Change is in the air. Some pundits point to a new healthcare system; others point to something a little less dramatic on the edges. No matter how one views it, change definitely is afoot.
The last time I recall a similar feeling was 1993. There was a general feeling then among many in healthcare that a unique convergence of events might result in healthcare reform. Because of the similarities between 1993 and 2008, many people are naturally wondering whether the atmosphere is similar enough to again result in reform this time.
What do we know about healthcare in 2008 as opposed to 1993? Well, an even greater share of the United States economy is based on healthcare. The quality and patient-safety movement has arrived. There is a greater discussion about pay for performance. The effects of consumerism are being felt by all healthcare providers. There is evidence the United States does not have the best healthcare.1 There still are some physician shortages, and predictions of greater shortages, albeit in different areas then 1993. So, if anything, the burning platform for change appears brighter in 2008 than in 1993.
As I reflect on these facts and the differences between then and now, I think of the principles of change management.2,3 Establishing the burning platform or the sense of urgency is only the first step in change. It is a vital one, but if the next steps are not completed, hard-wired change does not occur.
The second tenet of change management is that you must pull together a guiding team. There must be a powerful group guiding the change—one with leadership skills, credibility, communications ability, authority, analytical skills, and sense of urgency.
This is the main difference between 1993 and 2008 and one that convinces me we are on the road to change in healthcare. For the biggest difference is you. In 1993, there were several hundred hospitalists in the United States. Now, there are approximately 20,000 and a robust professional society to help manage and lead the group.

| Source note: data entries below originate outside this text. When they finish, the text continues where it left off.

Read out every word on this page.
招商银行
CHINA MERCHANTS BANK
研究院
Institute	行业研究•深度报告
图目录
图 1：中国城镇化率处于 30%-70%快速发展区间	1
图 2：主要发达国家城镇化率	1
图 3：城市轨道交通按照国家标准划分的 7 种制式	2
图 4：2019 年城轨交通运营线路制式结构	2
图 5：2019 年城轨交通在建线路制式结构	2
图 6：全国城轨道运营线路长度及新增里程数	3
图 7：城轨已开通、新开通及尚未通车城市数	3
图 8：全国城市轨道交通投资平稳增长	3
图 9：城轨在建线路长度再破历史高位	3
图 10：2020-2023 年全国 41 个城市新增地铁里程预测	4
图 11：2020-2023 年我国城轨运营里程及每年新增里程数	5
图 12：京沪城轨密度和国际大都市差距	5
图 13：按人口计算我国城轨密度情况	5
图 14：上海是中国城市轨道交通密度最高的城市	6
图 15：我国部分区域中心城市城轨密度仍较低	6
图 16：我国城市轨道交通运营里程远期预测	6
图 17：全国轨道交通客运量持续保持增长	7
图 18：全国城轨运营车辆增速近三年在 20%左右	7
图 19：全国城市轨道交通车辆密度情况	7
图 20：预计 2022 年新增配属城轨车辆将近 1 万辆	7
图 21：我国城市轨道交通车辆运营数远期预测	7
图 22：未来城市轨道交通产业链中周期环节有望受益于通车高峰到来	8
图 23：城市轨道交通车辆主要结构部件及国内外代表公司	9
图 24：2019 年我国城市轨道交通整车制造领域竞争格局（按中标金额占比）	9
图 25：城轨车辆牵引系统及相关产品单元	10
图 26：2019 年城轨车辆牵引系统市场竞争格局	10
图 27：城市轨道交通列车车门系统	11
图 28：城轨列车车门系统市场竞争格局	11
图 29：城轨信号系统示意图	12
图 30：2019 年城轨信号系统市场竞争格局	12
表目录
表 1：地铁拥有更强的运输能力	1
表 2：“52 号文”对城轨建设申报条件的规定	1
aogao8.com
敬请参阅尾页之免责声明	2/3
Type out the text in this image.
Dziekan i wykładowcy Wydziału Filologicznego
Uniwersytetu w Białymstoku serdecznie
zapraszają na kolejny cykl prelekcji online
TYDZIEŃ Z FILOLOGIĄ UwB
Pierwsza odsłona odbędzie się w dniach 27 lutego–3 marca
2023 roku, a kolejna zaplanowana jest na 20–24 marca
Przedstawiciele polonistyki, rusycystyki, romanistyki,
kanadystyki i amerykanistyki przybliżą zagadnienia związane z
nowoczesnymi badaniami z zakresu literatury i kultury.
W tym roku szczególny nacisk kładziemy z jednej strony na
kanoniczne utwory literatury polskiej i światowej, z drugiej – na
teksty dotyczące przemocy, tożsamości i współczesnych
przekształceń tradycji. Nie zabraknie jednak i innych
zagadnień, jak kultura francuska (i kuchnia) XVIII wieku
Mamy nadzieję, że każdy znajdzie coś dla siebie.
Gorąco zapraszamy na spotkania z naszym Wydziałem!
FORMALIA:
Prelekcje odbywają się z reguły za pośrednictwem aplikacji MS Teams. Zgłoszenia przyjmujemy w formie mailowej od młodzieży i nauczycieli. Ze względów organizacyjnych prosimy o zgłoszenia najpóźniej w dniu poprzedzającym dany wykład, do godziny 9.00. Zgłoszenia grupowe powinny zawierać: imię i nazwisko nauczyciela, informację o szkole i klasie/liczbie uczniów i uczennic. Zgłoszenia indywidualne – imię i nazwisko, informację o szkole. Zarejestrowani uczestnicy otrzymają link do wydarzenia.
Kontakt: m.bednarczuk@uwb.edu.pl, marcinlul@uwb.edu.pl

You are the guiding team. Why? In many mature hospital medicine programs, hospitalists account for the majority of a hospital’s admissions. Add this to the fact that more than 30% of healthcare is spent on hospital care. The result is that hospitalists through their pens control a significant amount of the healthcare market. Hospitalists have the leadership, authority, and credibility to be the guiding team. And when I see the tremendous skills of hospitalists in guiding new programs and serving as medical staff leaders, I am convinced hospitalists are the nation’s guiding team in healthcare reform.
The third step in change management principles is deciding what to do. There must be a unified vision and strategy. I am not as confident this vision is fully formed yet and hence one of the reasons we won’t get change immediately. To create a unified vision and strategy, we need additional innovation in hospital care. Granted, hospital medicine is a relatively recent innovation; we are far from done developing the right care mode for hospitalized patients.
What is the area we need to innovate in the most? Our practices. While there is much innovation occurring in hospital medicine, we need to continue aggressively pursuing new methods of care delivery. Year after year at our annual meetings, we see tremendous evidence of innovation in the numerous abstracts presented. Still, we must try to take it up to a new level. The present way of doing things isn’t sustainable. We cannot completely care for patients by merely working harder in our current care-delivery model. Working differently or fundamentally redesigning our jobs will help us. It will help us see more patients and deliver greater quality, all while maintaining high degrees of personal and professional satisfaction.
Do not leave the innovation up to others. Each of us must continue to assess how we deliver care through a team model. We must evaluate how to better integrate with midlevel providers. We must lead in transitions of care and discharge planning. We need to re-examine the basic model of physician-patient care. We must make sure residency and post-residency training prepare hospitalists for all of this. Finally, we need to innovate on how hospital administrators and hospitalists work together to improve quality and patient safety.
Don’t forget to share those innovations with SHM. SHM is your conduit to change healthcare—and if you take things to the third step of change management, SHM easily can help you through the remaining steps. TH
Dr. Cawley is president of SHM.
- Davis K, Schoen C, Schoenbaum SC, et al. Mirror, mirror on the wall: an international update on the comparative performance of American health care. Commonwealth Fund: May 2007.
- Kotter J. Leading change. Boston: Harvard Business Press; 1996.
- Kotter J, Rathgebar H. Our iceberg is melting: changing and succeeding under any condition. New York: St. Martin’s Press; 2005.